Chapters in Fight Like Hell are arranged by “industry” – for example, harvesters, miners, metal workers, cleaners. Especially in the first half of the book, these many list-like accounts of people, organizations, and events, chapter by chapter, each briefly described before moving on, can become dulling.
Nor is Fight Like Hell: The Untold Story of American Labor an “untold history.” Much of the text is based on already published work of others, and on widely available documents and primary sources.
Despite these drawbacks, Kelly clearly intends her work to be inspiring. And as Fight Like Hell progresses toward its closing chapters, the urgency of labor history, and the reason for the title itself, become clearer.
Slowly at first, and then with increasing energy, Fight Like Hell brings together radical themes from our nation’s past that make the book a worthwhile read.
It’s these themes, and how Kelly organizes her information to emphasize and support them, that make her account well worth reading.
What are these themes, and what makes them effective?
Here are several examples of the book’s themes (as I read it) that illustrate the potential power of this book:
Who is rewarded for using violence, and who is condemned for using violence?
Which groups use violence to achieve their goals, and then has its use not only condoned but praised and rewarded, tells us what those in power at the time support, and what they condemn.
In other words, we can study labor history for itself and as a lens to understand prevalent political attitudes at different times in our history.

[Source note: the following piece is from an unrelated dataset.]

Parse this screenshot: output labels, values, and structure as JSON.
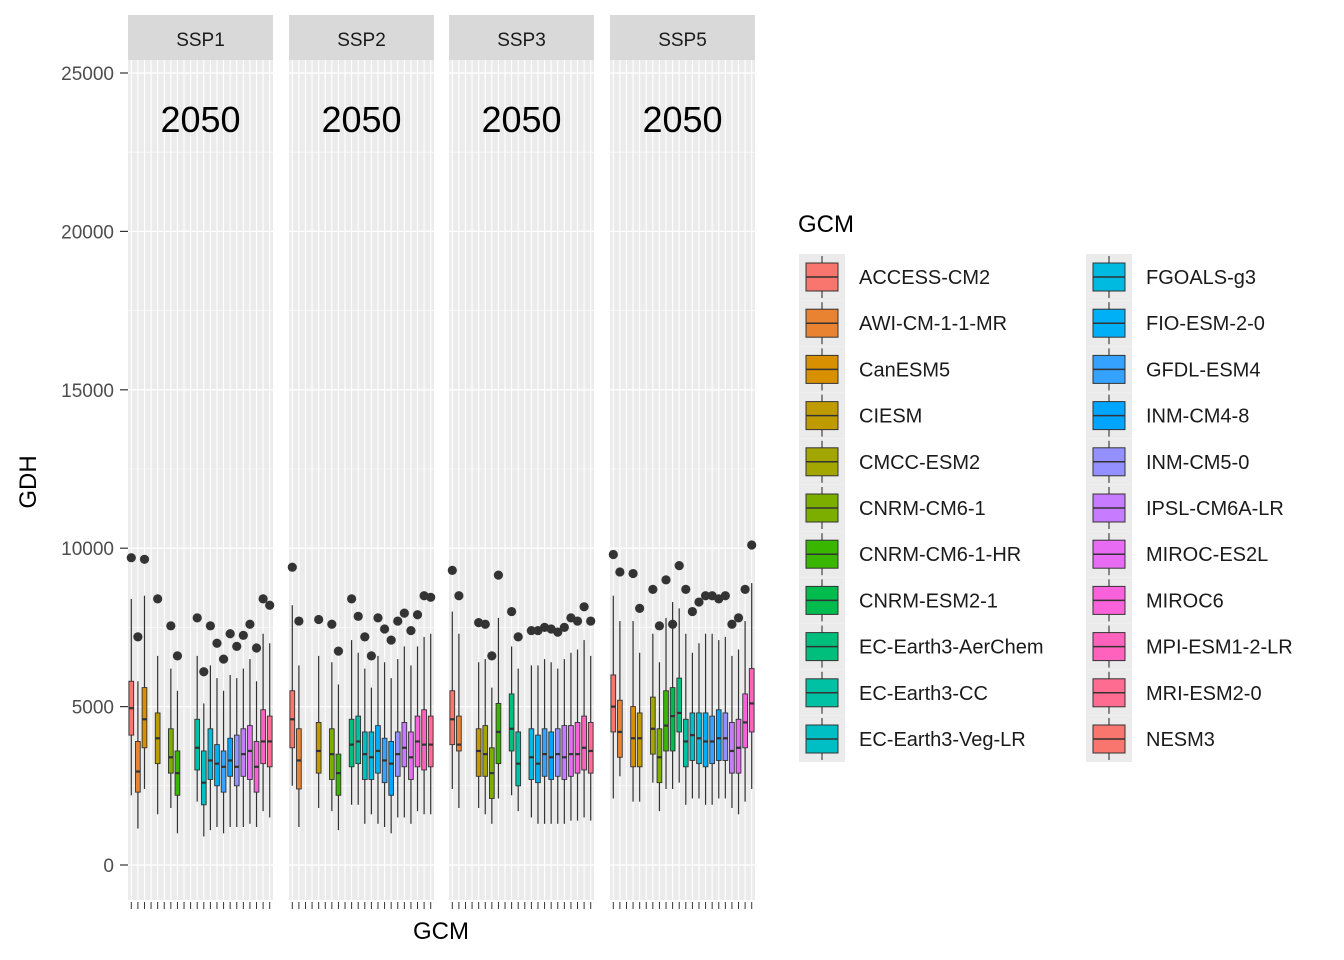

Violence has been used — intentionally and effectively — against organized laborers struggling to gain basic workplace rights that we now largely take for granted. Examples include the Lawrence, Massachusetts, textile strike of 1912, when the governor called out the state militia; the 1877 railroad strike, when private guards, local, state, and federal troops were all mobilized; and the 1894 Pullman Strike, which included a federal injunction against striking workers.
On the other side, the IWW (International Workers of the World), a labor union that used street activism and civil disobedience to recruit members and to bring issues to the attention of the public, were treated as dangerous radicals to be subdued — by state condoned violence, when needed.
Some working people continue to lack the basic work rights that are legally guaranteed to all.
Incarcerated individuals are used extensively to provide services and produce products that are then retailed to the larger public by private businesses.
Paid minuscule wages, often working in dangerous and unhealthy environments, they are without legal recourse to protest their situation.
Kelly places these practices within the larger framework of powerful people using forced labor to support U.S. capitalist enterprise.
Slavery, black codes, and Jim Crow laws are earlier examples.
Many who are not accepted as workers deserving of union support – now and in the past — are in fact workers deserving of labor support and respect.
Women who work at home – in their own home, or in another’s home – often are not accepted as “workers” by organized labor. Launderers, cleaners, and childcare workers, for example, are said to be not “at work” because they conform to a traditional gender role of “women’s responsibilities”. If you can’t “see” a problem, then you can’t recognize it as a problem that needs attention.
The cause of problems for “marginalized” groups is structural. It is not evidence of an individual’s inadequacy.
Business owners as well as labor unions have turned various marginalized groups against each other. Often this has been along racial and ethnic lines, as in the sugar cane fields in Hawaii. It also includes disabled people, gays, lesbians, bisexuals, older workers, and sex workers, among others.
Progress is a class issue.
That positive changes have been the result of grassroots organizing and of militant protests from below, not from above, is fundamental to Fight Like Hell’s understanding of labor history. White, middle class reformers have not been effective. Bayard Rustin’s views serve as an example. Rustin believed that unions generally (and Black unions in particular) were the best way to gain equality and civil rights. The cause of labor is the hope of the world.
In Fight Like Hell, Kim Kelly offers a radical view of the role of labor in the history of the United States. I found that inspiring. And for good reason. It’s fundamental to understanding how the United States has evolved over generations.
While Kelly certainly does not stand alone in either her perspective or her conclusions, it is not the only legitimate view of labor history that is supported by the available evidence. Kelly’s enthusiasm is not in itself sufficient to validate the book’s historical interpretations.
If learning is your goal, it’s important to remember that.